O plano anunciado no início de janeiro precipitou a crise e as pressões que culminaram com o pedido de renúncia em março do ainda presidente André Brandão, outro executivo com ampla experiência em cargos de comando no setor bancário privado. Ele era o presidente do HSBC para as Américas antes de assumir o BB em setembro passado.

"Ato contínuo, renovo meu protesto ao rito de escolha do novo presidente do banco, o qual simplesmente não considera o desejável crivo deste Conselho, vez que baseado em legislação anacrônica e contrária às melhores práticas de governança em nível global", afirma Magalhães na carta.

Em vez de confiar ao conselho a missão de escolher ou ao menos de aprovar o novo CEO, o governo decidiu indicar Fausto Ribeiro, um funcionário de carreira do banco estatal que até setembro passado tinha experiência como gerente executivo, até que foi alçado ao comando do BB Consórcios.

Magalhães aponta ainda na carta de renúncia que, nos quase dois anos em que presidiu o conselho do BB, o banco evoluiu em três frentes de atuação a pedido do ministro da Economia, Paulo Guedes: elevar a governança do BB a um padrão best in class, melhorar a eficiência do banco e avançar nos projetos de desinvestimento.

"Infelizmente, entendo que essas prioridades não são mais do interesse do acionista majoritário", escreve Magalhães.

O plano de eficiência anunciado em janeiro prevê o fechamento de 870 pontos de atendimento ao longo do primeiro semestre, com o fechamento de 112 agências e a adaptação de postos de atendimento em face das mudanças de hábito da população, com o uso crescente de serviços digitais. A economia prevista é de 2,7 bilhões de reais até 2025.

Bolsonaro ficou contrariado com o plano na ocasião, diante de pressões de políticos, e chegou a cogitar demitir Brandão. Foi convencido a mantê-lo por Guedes e pelo presidente do Banco Central, Roberto Campos Neto.

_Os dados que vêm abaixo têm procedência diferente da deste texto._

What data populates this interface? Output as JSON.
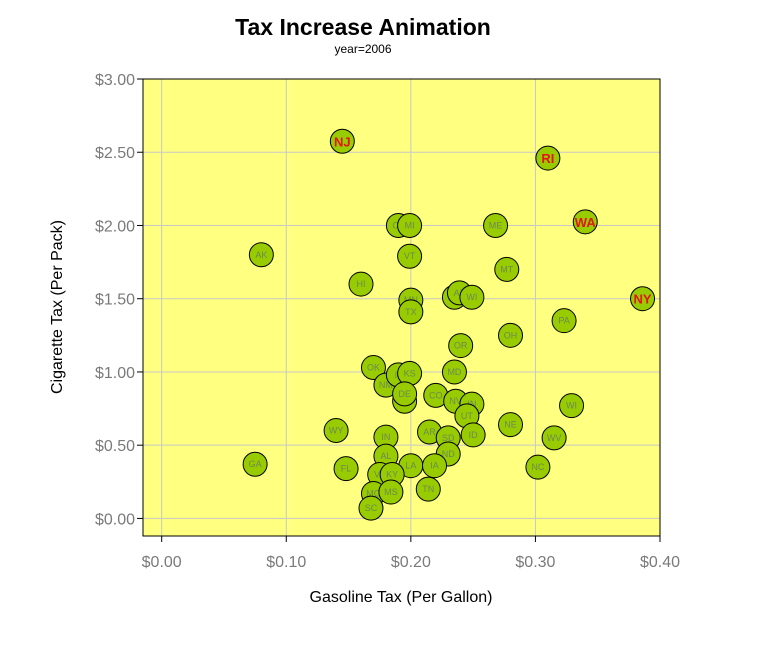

Desde o início do ano, BB, Petrobras (PETR3, PETR4) e Eletrobras (ELET3, ELET6) sofrem com as políticas do governo. As ações do BB recuam 23% neste ano, a maior queda entre os grandes bancos.

Na Petrobras, Roberto Castello Branco foi avisado em fevereiro que não continuaria como CEO por meio de post em rede social e da imprensa. A razão: a contrariedade de Bolsonaro com a política de preços de combustíveis e com a postura de independência do executivo.

Na Eletrobras, foi o então CEO Wilson Ferreira Junior quem decidiu pedir demissão em janeiro, citando a lentidão do governo em levar adiante o prometido plano de privatização da estatal do setor elétrico.